The day is dedicated to promoting a healthy lifestyle with a focus on health at any size. It aims to educate people about the right way to diet and not feeling guilty about indulging once in a while; create an acceptance of how your body looks and its uniqueness; and to end weight discrimination.
Nutritionist, sports consultant, psychologist Shwetha Bhatia, who is among the few dieticians recognised by the Indian Dietetic Association, Mumbai, shares her thoughts on the day’s importance that may make you rethink your approach to dieting culture.
“We must respect people of all sizes and their unique battles with body shaming and weight loss. However positive body image in no way should be an excuse for quitting and remaining unhealthy. As humans we do have a psychological association with food.

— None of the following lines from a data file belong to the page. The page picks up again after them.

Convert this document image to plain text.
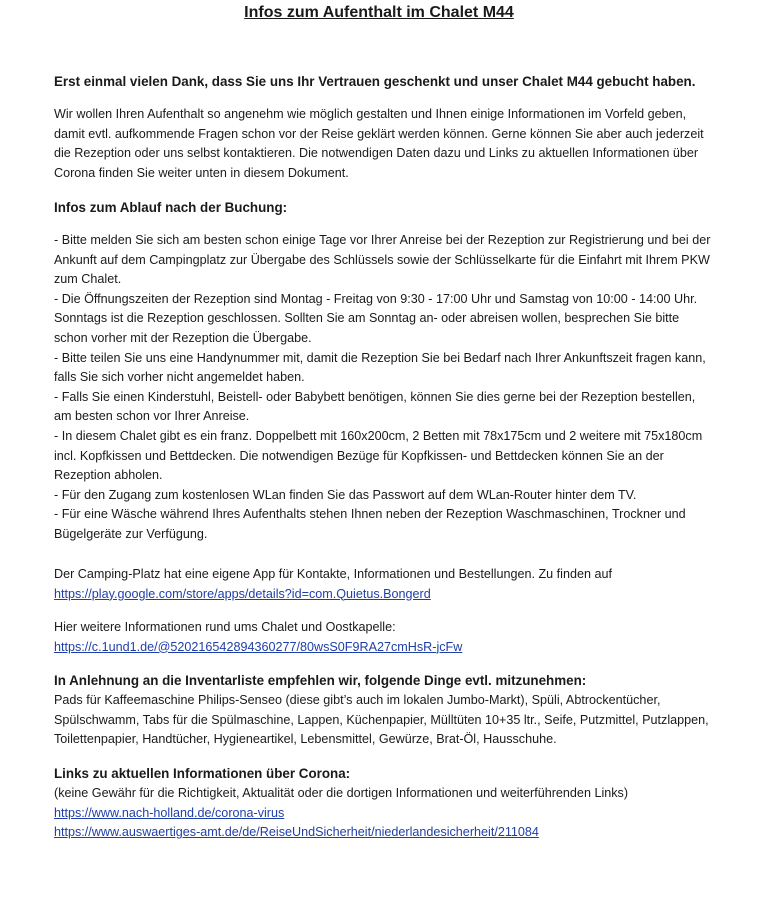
Infos zum Aufenthalt im Chalet M44

Erst einmal vielen Dank, dass Sie uns Ihr Vertrauen geschenkt und unser Chalet M44 gebucht haben.

Wir wollen Ihren Aufenthalt so angenehm wie möglich gestalten und Ihnen einige Informationen im Vorfeld geben, damit evtl. aufkommende Fragen schon vor der Reise geklärt werden können. Gerne können Sie aber auch jederzeit die Rezeption oder uns selbst kontaktieren. Die notwendigen Daten dazu und Links zu aktuellen Informationen über Corona finden Sie weiter unten in diesem Dokument.

Infos zum Ablauf nach der Buchung:

- Bitte melden Sie sich am besten schon einige Tage vor Ihrer Anreise bei der Rezeption zur Registrierung und bei der Ankunft auf dem Campingplatz zur Übergabe des Schlüssels sowie der Schlüsselkarte für die Einfahrt mit Ihrem PKW zum Chalet.
- Die Öffnungszeiten der Rezeption sind Montag - Freitag von 9:30 - 17:00 Uhr und Samstag von 10:00 - 14:00 Uhr. Sonntags ist die Rezeption geschlossen. Sollten Sie am Sonntag an- oder abreisen wollen, besprechen Sie bitte schon vorher mit der Rezeption die Übergabe.
- Bitte teilen Sie uns eine Handynummer mit, damit die Rezeption Sie bei Bedarf nach Ihrer Ankunftszeit fragen kann, falls Sie sich vorher nicht angemeldet haben.
- Falls Sie einen Kinderstuhl, Beistell- oder Babybett benötigen, können Sie dies gerne bei der Rezeption bestellen, am besten schon vor Ihrer Anreise.
- In diesem Chalet gibt es ein franz. Doppelbett mit 160x200cm, 2 Betten mit 78x175cm und 2 weitere mit 75x180cm incl. Kopfkissen und Bettdecken. Die notwendigen Bezüge für Kopfkissen- und Bettdecken können Sie an der Rezeption abholen.
- Für den Zugang zum kostenlosen WLan finden Sie das Passwort auf dem WLan-Router hinter dem TV.
- Für eine Wäsche während Ihres Aufenthalts stehen Ihnen neben der Rezeption Waschmaschinen, Trockner und Bügelgeräte zur Verfügung.
Der Camping-Platz hat eine eigene App für Kontakte, Informationen und Bestellungen. Zu finden auf
https://play.google.com/store/apps/details?id=com.Quietus.Bongerd
Hier weitere Informationen rund ums Chalet und Oostkapelle:
https://c.1und1.de/@520216542894360277/80wsS0F9RA27cmHsR-jcFw

In Anlehnung an die Inventarliste empfehlen wir, folgende Dinge evtl. mitzunehmen:

Pads für Kaffeemaschine Philips-Senseo (diese gibt’s auch im lokalen Jumbo-Markt), Spüli, Abtrockentücher, Spülschwamm, Tabs für die Spülmaschine, Lappen, Küchenpapier, Mülltüten 10+35 ltr., Seife, Putzmittel, Putzlappen, Toilettenpapier, Handtücher, Hygieneartikel, Lebensmittel, Gewürze, Brat-Öl, Hausschuhe.

Links zu aktuellen Informationen über Corona:

(keine Gewähr für die Richtigkeit, Aktualität oder die dortigen Informationen und weiterführenden Links)
https://www.nach-holland.de/corona-virus
https://www.auswaertiges-amt.de/de/ReiseUndSicherheit/niederlandesicherheit/211084
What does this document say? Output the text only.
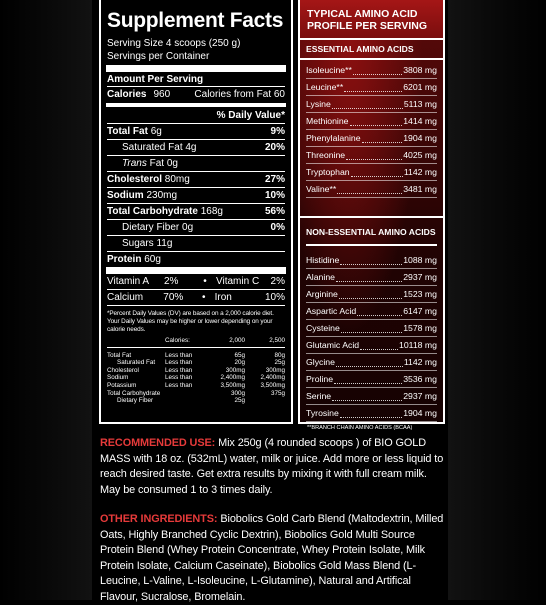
Supplement Facts
Serving Size 4 scoops (250 g)
Servings per Container
Amount Per Serving
Calories 960 Calories from Fat 60
% Daily Value*
Total Fat 6g	9%
Saturated Fat 4g	20%
Trans Fat 0g
Cholesterol 80mg	27%
Sodium 230mg	10%
Total Carbohydrate 168g	56%
Dietary Fiber 0g	0%
Sugars 11g
Protein 60g
Vitamin A	2%	• Vitamin C	2%
Calcium	70%	• Iron	10%
*Percent Daily Values (DV) are based on a 2,000 calorie diet. Your Daily Values may be higher or lower depending on your calorie needs.
	Calories:	2,000	2,500
Total Fat	Less than	65g	80g
Saturated Fat	Less than	20g	25g
Cholesterol	Less than	300mg	300mg
Sodium	Less than	2,400mg	2,400mg
Potassium	Less than	3,500mg	3,500mg
Total Carbohydrate		300g	375g
Dietary Fiber		25g	
TYPICAL AMINO ACID PROFILE PER SERVING
ESSENTIAL AMINO ACIDS
Isoleucine**	3808 mg
Leucine**	6201 mg
Lysine	5113 mg
Methionine	1414 mg
Phenylalanine	1904 mg
Threonine	4025 mg
Tryptophan	1142 mg
Valine**	3481 mg
NON-ESSENTIAL AMINO ACIDS
Histidine	1088 mg
Alanine	2937 mg
Arginine	1523 mg
Aspartic Acid	6147 mg
Cysteine	1578 mg
Glutamic Acid	10118 mg
Glycine	1142 mg
Proline	3536 mg
Serine	2937 mg
Tyrosine	1904 mg
**BRANCH CHAIN AMINO ACIDS (BCAA)
RECOMMENDED USE: Mix 250g (4 rounded scoops ) of BIO GOLD MASS with 18 oz. (532mL) water, milk or juice. Add more or less liquid to reach desired taste. Get extra results by mixing it with full cream milk. May be consumed 1 to 3 times daily.
OTHER INGREDIENTS: Biobolics Gold Carb Blend (Maltodextrin, Milled Oats, Highly Branched Cyclic Dextrin), Biobolics Gold Multi Source Protein Blend (Whey Protein Concentrate, Whey Protein Isolate, Milk Protein Isolate, Calcium Caseinate), Biobolics Gold Mass Blend (L-Leucine, L-Valine, L-Isoleucine, L-Glutamine), Natural and Artifical Flavour, Sucralose, Bromelain.
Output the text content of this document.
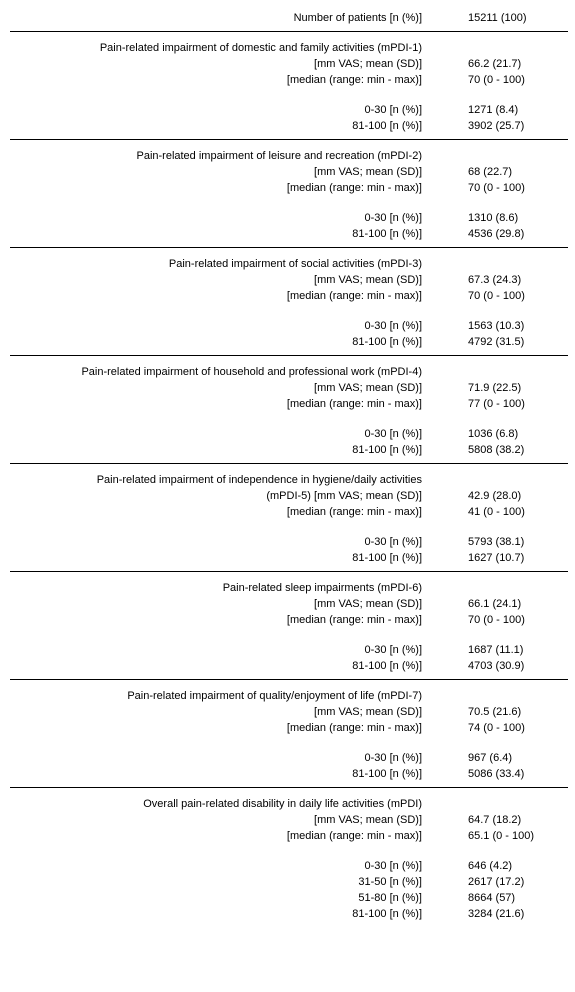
Number of patients [n (%)]	15211 (100)
Pain-related impairment of domestic and family activities (mPDI-1)
[mm VAS; mean (SD)]	66.2 (21.7)
[median (range: min - max)]	70 (0 - 100)
0-30 [n (%)]	1271 (8.4)
81-100 [n (%)]	3902 (25.7)
Pain-related impairment of leisure and recreation (mPDI-2)
[mm VAS; mean (SD)]	68 (22.7)
[median (range: min - max)]	70 (0 - 100)
0-30 [n (%)]	1310 (8.6)
81-100 [n (%)]	4536 (29.8)
Pain-related impairment of social activities (mPDI-3)
[mm VAS; mean (SD)]	67.3 (24.3)
[median (range: min - max)]	70 (0 - 100)
0-30 [n (%)]	1563 (10.3)
81-100 [n (%)]	4792 (31.5)
Pain-related impairment of household and professional work (mPDI-4)
[mm VAS; mean (SD)]	71.9 (22.5)
[median (range: min - max)]	77 (0 - 100)
0-30 [n (%)]	1036 (6.8)
81-100 [n (%)]	5808 (38.2)
Pain-related impairment of independence in hygiene/daily activities
(mPDI-5) [mm VAS; mean (SD)]	42.9 (28.0)
[median (range: min - max)]	41 (0 - 100)
0-30 [n (%)]	5793 (38.1)
81-100 [n (%)]	1627 (10.7)
Pain-related sleep impairments (mPDI-6)
[mm VAS; mean (SD)]	66.1 (24.1)
[median (range: min - max)]	70 (0 - 100)
0-30 [n (%)]	1687 (11.1)
81-100 [n (%)]	4703 (30.9)
Pain-related impairment of quality/enjoyment of life (mPDI-7)
[mm VAS; mean (SD)]	70.5 (21.6)
[median (range: min - max)]	74 (0 - 100)
0-30 [n (%)]	967 (6.4)
81-100 [n (%)]	5086 (33.4)
Overall pain-related disability in daily life activities (mPDI)
[mm VAS; mean (SD)]	64.7 (18.2)
[median (range: min - max)]	65.1 (0 - 100)
0-30 [n (%)]	646 (4.2)
31-50 [n (%)]	2617 (17.2)
51-80 [n (%)]	8664 (57)
81-100 [n (%)]	3284 (21.6)
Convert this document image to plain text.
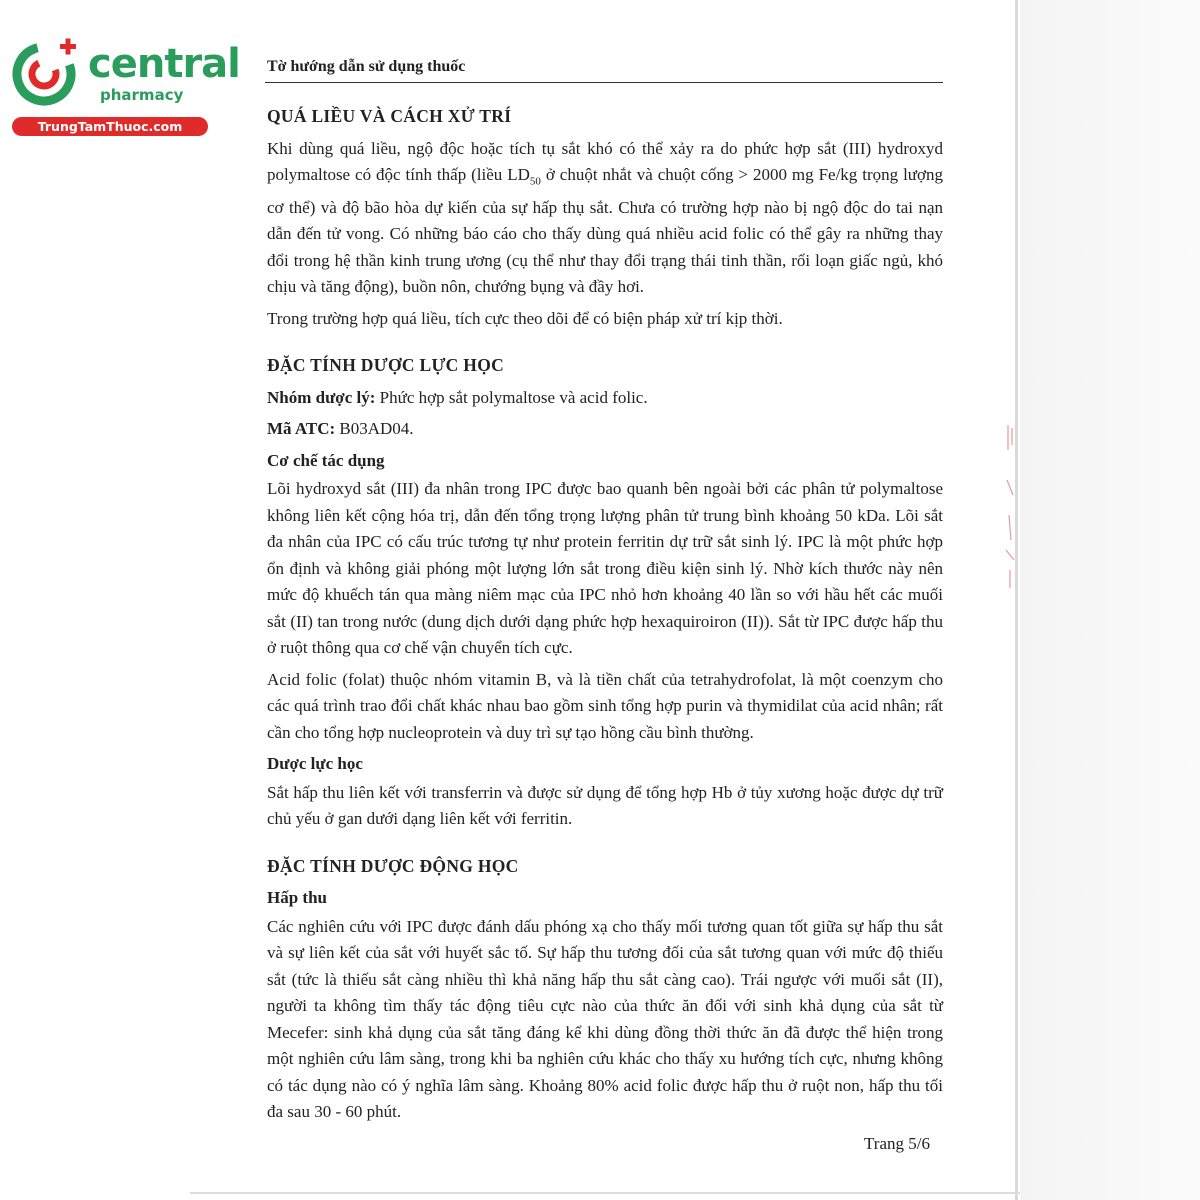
central
pharmacy
TrungTamThuoc.com
Tờ hướng dẫn sử dụng thuốc
QUÁ LIỀU VÀ CÁCH XỬ TRÍ

Khi dùng quá liều, ngộ độc hoặc tích tụ sắt khó có thể xảy ra do phức hợp sắt (III) hydroxyd polymaltose có độc tính thấp (liều $LD_{50}$ ở chuột nhắt và chuột cống > 2000 mg Fe/kg trọng lượng cơ thể) và độ bão hòa dự kiến của sự hấp thụ sắt. Chưa có trường hợp nào bị ngộ độc do tai nạn dẫn đến tử vong. Có những báo cáo cho thấy dùng quá nhiều acid folic có thể gây ra những thay đổi trong hệ thần kinh trung ương (cụ thể như thay đổi trạng thái tinh thần, rối loạn giấc ngủ, khó chịu và tăng động), buồn nôn, chướng bụng và đầy hơi.

Trong trường hợp quá liều, tích cực theo dõi để có biện pháp xử trí kịp thời.

ĐẶC TÍNH DƯỢC LỰC HỌC

Nhóm dược lý: Phức hợp sắt polymaltose và acid folic.

Mã ATC: B03AD04.

Cơ chế tác dụng

Lõi hydroxyd sắt (III) đa nhân trong IPC được bao quanh bên ngoài bởi các phân tử polymaltose không liên kết cộng hóa trị, dẫn đến tổng trọng lượng phân tử trung bình khoảng 50 kDa. Lõi sắt đa nhân của IPC có cấu trúc tương tự như protein ferritin dự trữ sắt sinh lý. IPC là một phức hợp ổn định và không giải phóng một lượng lớn sắt trong điều kiện sinh lý. Nhờ kích thước này nên mức độ khuếch tán qua màng niêm mạc của IPC nhỏ hơn khoảng 40 lần so với hầu hết các muối sắt (II) tan trong nước (dung dịch dưới dạng phức hợp hexaquiroiron (II)). Sắt từ IPC được hấp thu ở ruột thông qua cơ chế vận chuyển tích cực.

Acid folic (folat) thuộc nhóm vitamin B, và là tiền chất của tetrahydrofolat, là một coenzym cho các quá trình trao đổi chất khác nhau bao gồm sinh tổng hợp purin và thymidilat của acid nhân; rất cần cho tổng hợp nucleoprotein và duy trì sự tạo hồng cầu bình thường.

Dược lực học

Sắt hấp thu liên kết với transferrin và được sử dụng để tổng hợp Hb ở tủy xương hoặc được dự trữ chủ yếu ở gan dưới dạng liên kết với ferritin.

ĐẶC TÍNH DƯỢC ĐỘNG HỌC
Hấp thu

Các nghiên cứu với IPC được đánh dấu phóng xạ cho thấy mối tương quan tốt giữa sự hấp thu sắt và sự liên kết của sắt với huyết sắc tố. Sự hấp thu tương đối của sắt tương quan với mức độ thiếu sắt (tức là thiếu sắt càng nhiều thì khả năng hấp thu sắt càng cao). Trái ngược với muối sắt (II), người ta không tìm thấy tác động tiêu cực nào của thức ăn đối với sinh khả dụng của sắt từ Mecefer: sinh khả dụng của sắt tăng đáng kể khi dùng đồng thời thức ăn đã được thể hiện trong một nghiên cứu lâm sàng, trong khi ba nghiên cứu khác cho thấy xu hướng tích cực, nhưng không có tác dụng nào có ý nghĩa lâm sàng. Khoảng 80% acid folic được hấp thu ở ruột non, hấp thu tối đa sau 30 - 60 phút.

Trang 5/6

This can reach unhealthy proportions in the form of emotional eating,” Bhatia says.
She emphasises, “Shooting for unrealistic body types is harmful. The focus should be on health and fitness rather than a certain size or number on the scale. Shape is largely determined by your genes. So is the tendency to store fat and build muscle in certain areas. Even when you begin to lose fat, it leaves areas that were never meant to store it first,” she says.
With major celebs in her list of clients, Bhatia, 43, is a well-known name in the fitness and nutrition field. She says: “A fit body always looks good. Aesthetics is the by-product when you have more muscle and less fat. Spot reduction does not work. When you exercise, it is working the muscle rather than burning the fat sitting above it. Fat burning is targeted trough the diet. A diet is a combination of nutrients your body needs on a daily basis to survive, repair and adapt. Being on a diet therefore means doing the right things most of the time in line with your heath and fitness goals. Going off the diet then means letting go once in a while in a way that it does not throw you off the wagon.”
Finally, she advises: “Stop obsessing over calories and consumed and burnt: Exercise is for improving fitness, not trying to cancel out cheat meals. Calorie burning is the bonus and not the goal of the exercise program. The caloric value of foods is measured in a controlled environment in a lab. But in your body, your hormones and enzymes decide how these calories are released and used.
All calories are not equal. Foods with similar calories take different pathways once digested and their fate depends on our hormones. Calorie counting without paying attention to quality and quantity of nutrients does not make sense, even within a calorie deficit plan. You may lose weight but healthy weight loss means less fat mass while gaining or maintaining muscle.”